The play itself was a series of lucky bounces. Unitas was trying to pass to Ed Hinton, but the ball bounced off his hands and then it caromed off Mel Renfro’s hands. From there it went into the arms of John Mackey, who raced into the endzone for the score. Dallas maintained that Renfro never touched the ball.
In those days, the rules stated that two receivers from the same team could not tip the ball to one another. But the officials ruled that Renfro touched the ball before it landed in Mackey’s hand. NFL Films Super Bowl highlight footage also confirmed the official’s ruling—noting that the spin of football accelerated after it grazed Renfro’s hands.
But then O’Brien missed the extra point and the game was tied. After the rest of the half was a comedy of errors, injuries and blown scoring opportunities. Trailing 13-6 late in the second half, the Colts, with Morrall subbing for Unitas after he was knocked out of the game by George Andrie, moved the ball to the Dallas two, but the Colts turned the ball over on downs to end the half after the Cowboys stopped running back Norm Bulaich on three straight runs.
In the fourth quarter, the Colts drove the ball deep into Cowboys, but turned the ball over twice- an interception by Dallas middle linebacker Chuck Howley and fumble by Hinton that rolled into the end zone for a touchback.
Baltimore’s final 10 points were set up by interceptions by Rick Volk, which set up the game-tying score and a pick by Mike Curtis that set up the winning 32-yard field goal. The Colts survived a season’s worth of mistakes—they committed seven turnovers– and were lucky to win.
While his some of his teammates didn’t feel Super Bowl V made up for the loss in Super Bowl III, Colts offensive lineman Bob Vogel said he didn’t care if people thought the Colts were lucky, especially considering all the team’s near misses during the 1960s: “So what? I’ve had luck decided against us so many times I’m sick of it. I quit being proud when we lost games we should have won. The way I look at it is we’re going to get the Super Bowl ring because we won games that counted this year. We deserve it.”

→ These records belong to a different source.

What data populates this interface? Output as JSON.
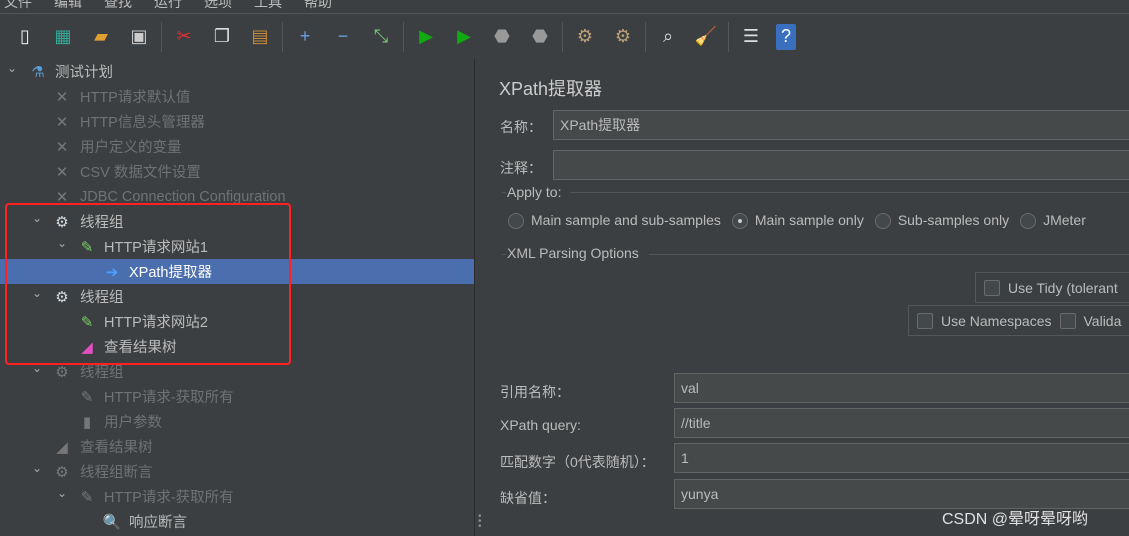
{
  "menu": [
    "文件",
    "编辑",
    "查找",
    "运行",
    "选项",
    "工具",
    "帮助"
  ],
  "toolbar": [
    {
      "name": "new-icon",
      "glyph": "▯",
      "color": "#eee"
    },
    {
      "name": "templates-icon",
      "glyph": "▦",
      "color": "#3a9"
    },
    {
      "name": "open-icon",
      "glyph": "▰",
      "color": "#e0a030"
    },
    {
      "name": "save-icon",
      "glyph": "▣",
      "color": "#ccc"
    },
    {
      "sep": true
    },
    {
      "name": "cut-icon",
      "glyph": "✂",
      "color": "#e03030"
    },
    {
      "name": "copy-icon",
      "glyph": "❐",
      "color": "#ddd"
    },
    {
      "name": "paste-icon",
      "glyph": "▤",
      "color": "#c88a3a"
    },
    {
      "sep": true
    },
    {
      "name": "expand-icon",
      "glyph": "+",
      "color": "#6aa0e0"
    },
    {
      "name": "collapse-icon",
      "glyph": "−",
      "color": "#6aa0e0"
    },
    {
      "name": "toggle-icon",
      "glyph": "⤡",
      "color": "#7c7"
    },
    {
      "sep": true
    },
    {
      "name": "start-icon",
      "glyph": "▶",
      "color": "#1a1"
    },
    {
      "name": "start-no-pauses-icon",
      "glyph": "▶",
      "color": "#1a1"
    },
    {
      "name": "stop-icon",
      "glyph": "⬣",
      "color": "#999"
    },
    {
      "name": "shutdown-icon",
      "glyph": "⬣",
      "color": "#999"
    },
    {
      "sep": true
    },
    {
      "name": "clear-icon",
      "glyph": "⚙",
      "color": "#b9a07a"
    },
    {
      "name": "clear-all-icon",
      "glyph": "⚙",
      "color": "#b9a07a"
    },
    {
      "sep": true
    },
    {
      "name": "search-icon",
      "glyph": "⌕",
      "color": "#ddd"
    },
    {
      "name": "reset-search-icon",
      "glyph": "🧹",
      "color": "#e8c020"
    },
    {
      "sep": true
    },
    {
      "name": "function-helper-icon",
      "glyph": "☰",
      "color": "#ddd"
    },
    {
      "name": "help-icon",
      "glyph": "?",
      "color": "#fff"
    }
  ],
  "tree": [
    {
      "label": "测试计划",
      "depth": 0,
      "caret": "⌄",
      "icon": "flask-icon",
      "glyph": "⚗",
      "color": "#5b9bd5",
      "state": "normal"
    },
    {
      "label": "HTTP请求默认值",
      "depth": 1,
      "icon": "config-element-icon",
      "glyph": "✕",
      "color": "#777",
      "state": "disabled"
    },
    {
      "label": "HTTP信息头管理器",
      "depth": 1,
      "icon": "config-element-icon",
      "glyph": "✕",
      "color": "#777",
      "state": "disabled"
    },
    {
      "label": "用户定义的变量",
      "depth": 1,
      "icon": "config-element-icon",
      "glyph": "✕",
      "color": "#777",
      "state": "disabled"
    },
    {
      "label": "CSV 数据文件设置",
      "depth": 1,
      "icon": "config-element-icon",
      "glyph": "✕",
      "color": "#777",
      "state": "disabled"
    },
    {
      "label": "JDBC Connection Configuration",
      "depth": 1,
      "icon": "config-element-icon",
      "glyph": "✕",
      "color": "#777",
      "state": "disabled"
    },
    {
      "label": "线程组",
      "depth": 1,
      "caret": "⌄",
      "icon": "thread-group-icon",
      "glyph": "⚙",
      "color": "#cfd8e0",
      "state": "normal"
    },
    {
      "label": "HTTP请求网站1",
      "depth": 2,
      "caret": "⌄",
      "icon": "sampler-pipette-icon",
      "glyph": "✎",
      "color": "#7c6",
      "state": "normal"
    },
    {
      "label": "XPath提取器",
      "depth": 3,
      "icon": "extractor-icon",
      "glyph": "➔",
      "color": "#4aa0ff",
      "state": "selected"
    },
    {
      "label": "线程组",
      "depth": 1,
      "caret": "⌄",
      "icon": "thread-group-icon",
      "glyph": "⚙",
      "color": "#cfd8e0",
      "state": "normal"
    },
    {
      "label": "HTTP请求网站2",
      "depth": 2,
      "icon": "sampler-pipette-icon",
      "glyph": "✎",
      "color": "#7c6",
      "state": "normal"
    },
    {
      "label": "查看结果树",
      "depth": 2,
      "icon": "listener-icon",
      "glyph": "◢",
      "color": "#e050c0",
      "state": "normal"
    },
    {
      "label": "线程组",
      "depth": 1,
      "caret": "⌄",
      "icon": "thread-group-icon",
      "glyph": "⚙",
      "color": "#777",
      "state": "disabled"
    },
    {
      "label": "HTTP请求-获取所有",
      "depth": 2,
      "icon": "sampler-pipette-icon",
      "glyph": "✎",
      "color": "#777",
      "state": "disabled"
    },
    {
      "label": "用户参数",
      "depth": 2,
      "icon": "preprocessor-icon",
      "glyph": "▮",
      "color": "#777",
      "state": "disabled"
    },
    {
      "label": "查看结果树",
      "depth": 1,
      "icon": "listener-icon",
      "glyph": "◢",
      "color": "#777",
      "state": "disabled"
    },
    {
      "label": "线程组断言",
      "depth": 1,
      "caret": "⌄",
      "icon": "thread-group-icon",
      "glyph": "⚙",
      "color": "#777",
      "state": "disabled"
    },
    {
      "label": "HTTP请求-获取所有",
      "depth": 2,
      "caret": "⌄",
      "icon": "sampler-pipette-icon",
      "glyph": "✎",
      "color": "#777",
      "state": "disabled"
    },
    {
      "label": "响应断言",
      "depth": 3,
      "icon": "assertion-icon",
      "glyph": "🔍",
      "color": "#ddd",
      "state": "normal"
    }
  ],
  "panel": {
    "title": "XPath提取器",
    "name_label": "名称：",
    "name_value": "XPath提取器",
    "comment_label": "注释：",
    "comment_value": "",
    "apply_to": {
      "legend": "Apply to:",
      "options": [
        {
          "label": "Main sample and sub-samples",
          "checked": false
        },
        {
          "label": "Main sample only",
          "checked": true
        },
        {
          "label": "Sub-samples only",
          "checked": false
        },
        {
          "label": "JMeter",
          "checked": false
        }
      ]
    },
    "xml_options": {
      "legend": "XML Parsing Options",
      "use_tidy": "Use Tidy (tolerant",
      "use_namespaces": "Use Namespaces",
      "validate": "Valida"
    },
    "fields": [
      {
        "label": "引用名称：",
        "value": "val"
      },
      {
        "label": "XPath query:",
        "value": "//title"
      },
      {
        "label": "匹配数字（0代表随机）：",
        "value": "1"
      },
      {
        "label": "缺省值：",
        "value": "yunya"
      }
    ]
  },
  "watermark": "CSDN @晕呀晕呀哟"
}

Given the frustration of the mid-to late sixties for the Colts, Vogel was right because things finally went Baltimore’s way on that Sunday afternoon in Miami after so many near misses in the sixties. Meanwhile, the Cowboys would have to wait for Super Bowl VI to exorcise the demons of their playoff past. In that game, Dallas left no room for doubt or last second field goals and crushed the Miami Dolphins 24-3 for their first Super Bowl title .
The perennial bridesmaids of the 1960s–the Baltimore Colts and the Dallas Cowboys-were the first two champions of the 1970s.